В дверь мелодично постучали. Это была древняя песнь драммерских Топоров.
- Да! – Бальтазар приподнялся в воде, скрывая в пене свои волненья.
- Она… - в щель приоткрытой двери пролез тяжёлый подбородок Виктора – кузена Бальтазара, а следом за ним и вся его бычья голова разом, - …сама пришла, дон.
- Так что ты ждёшь?!
Дверь приоткрылась и, как выпущенная из пращи требушета, в купальню влетела лунарка. Ловко сбалансировав на мокрых камнях пола, девушка остановила свой «полёт» и гордо встала в полный рост.
- Мой отец тебе спину сломает! – начала она без приветствий.
- А мой поджарит тебя на костре, – Бальтазар улыбнулся лунарке, подмигнул и почувствовал новый прилив сил внизу.
Луна скрестила на груди руки и высокомерно задрала изящный подбородок.
- Я до сих пор вооружена, твои «гвардейцы» напрасно жрут свой хлеб, – она как будто из ниоткуда вынула длинный стилет.
- Я вооружён не хуже.
Лунарка пристально вгляделась в мыльную пену и ухмыльнулась.
- Ты слышал, что обманывать ведьм – не безопасно?
- Я что тебе бык? Длинна оружия ничто в сравнении с прочность материала, умением владельца и толщине клинка.
Чёрная молния блеснула полутьме и Луна, склонившись над Бальтазаром, уже стояла в купели. Её губы были у самого его уха, а у его подёрнутой щетиной шеи – был её клинок. Она взъерошила короткие волосы парня и медленно опустила стилет в тёплую воду. Бальтазар замер и понял, что уже два удара сердца как не дышит. Её клинок замер перед его «клинком». Он снова задержал в лёгких воздух. Кинжал резко выскочил из воды. Лезвие прикоснулось к нежной коже на его шее и проскользив вверх по щеке, очистило её от щетины. Он смотрел в её чёрные глаза, отдававшие багрянцем в мутной полутьме купальни. Бальтазар даже чуть приоткрыл рот, но лунарка тут же приложила к нему свой пальчик.
- «Молчи!» - услышал он её ментальный приказ.

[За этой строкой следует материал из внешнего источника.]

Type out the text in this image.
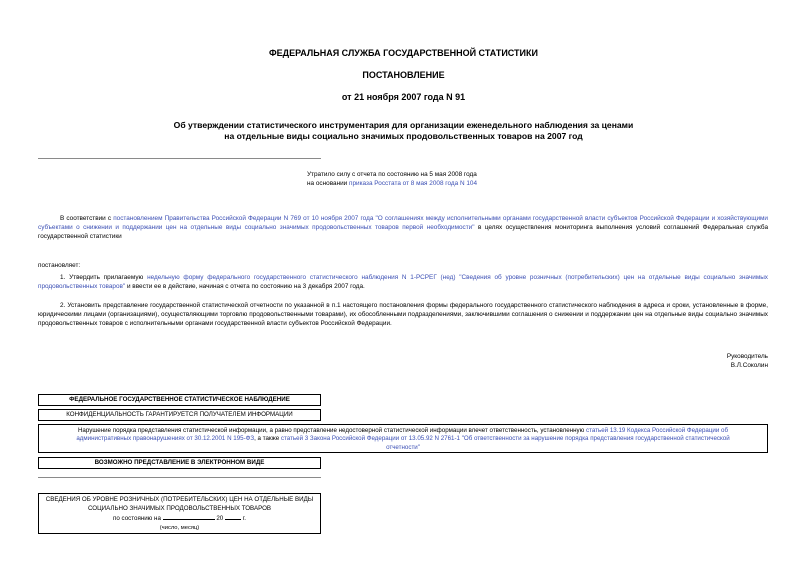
ФЕДЕРАЛЬНАЯ СЛУЖБА ГОСУДАРСТВЕННОЙ СТАТИСТИКИ
ПОСТАНОВЛЕНИЕ
от 21 ноября 2007 года N 91
Об утверждении статистического инструментария для организации еженедельного наблюдения за ценами
на отдельные виды социально значимых продовольственных товаров на 2007 год
Утратило силу с отчета по состоянию на 5 мая 2008 года
на основании приказа Росстата от 8 мая 2008 года N 104
В соответствии с постановлением Правительства Российской Федерации N 769 от 10 ноября 2007 года "О соглашениях между исполнительными органами государственной власти субъектов Российской Федерации и хозяйствующими субъектами о снижении и поддержании цен на отдельные виды социально значимых продовольственных товаров первой необходимости" в целях осуществления мониторинга выполнения условий соглашений Федеральная служба государственной статистики
постановляет:
1. Утвердить прилагаемую недельную форму федерального государственного статистического наблюдения N 1-РСРЕГ (нед) "Сведения об уровне розничных (потребительских) цен на отдельные виды социально значимых продовольственных товаров" и ввести ее в действие, начиная с отчета по состоянию на 3 декабря 2007 года.
2. Установить представление государственной статистической отчетности по указанной в п.1 настоящего постановления формы федерального государственного статистического наблюдения в адреса и сроки, установленные в форме, юридическими лицами (организациями), осуществляющими торговлю продовольственными товарами), их обособленными подразделениями, заключившими соглашения о снижении и поддержании цен на отдельные виды социально значимых продовольственных товаров с исполнительными органами государственной власти субъектов Российской Федерации.
Руководитель
В.Л.Соколин
ФЕДЕРАЛЬНОЕ ГОСУДАРСТВЕННОЕ СТАТИСТИЧЕСКОЕ НАБЛЮДЕНИЕ
КОНФИДЕНЦИАЛЬНОСТЬ ГАРАНТИРУЕТСЯ ПОЛУЧАТЕЛЕМ ИНФОРМАЦИИ
Нарушение порядка представления статистической информации, а равно представление недостоверной статистической информации влечет ответственность, установленную статьей 13.19 Кодекса Российской Федерации об административных правонарушениях от 30.12.2001 N 195-ФЗ, а также статьей 3 Закона Российской Федерации от 13.05.92 N 2761-1 "Об ответственности за нарушение порядка представления государственной статистической отчетности"
ВОЗМОЖНО ПРЕДСТАВЛЕНИЕ В ЭЛЕКТРОННОМ ВИДЕ
СВЕДЕНИЯ ОБ УРОВНЕ РОЗНИЧНЫХ (ПОТРЕБИТЕЛЬСКИХ) ЦЕН НА ОТДЕЛЬНЫЕ ВИДЫ
СОЦИАЛЬНО ЗНАЧИМЫХ ПРОДОВОЛЬСТВЕННЫХ ТОВАРОВ
по состоянию на	20	г.
(число, месяц)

Но он и так не в силах был произнести и звука. Лезвие побрило его шею и щеки, скользнув, наконец к тчательно выбритой чёрной бородке.
- «Не...»
- Тебе так будет лучше, - Луна подмигнула ему, и колыхнувшиеся было вверх плечи парня, вдруг, сникли.
- Мой отец, - продолжила Луна, - могущественный каган и верный, по меркам лунарков, союзник. Попроси своего отца призвать его на службу Тоттенбургу. Это осадит других моих соплеменников и изгадит императору весь расклад.
- Ты – мне, я – тебе,- еле выдавил из себя Бальазар.
- А ты будешь хорошим дожем… И…это не требование, а добрый совет, человече.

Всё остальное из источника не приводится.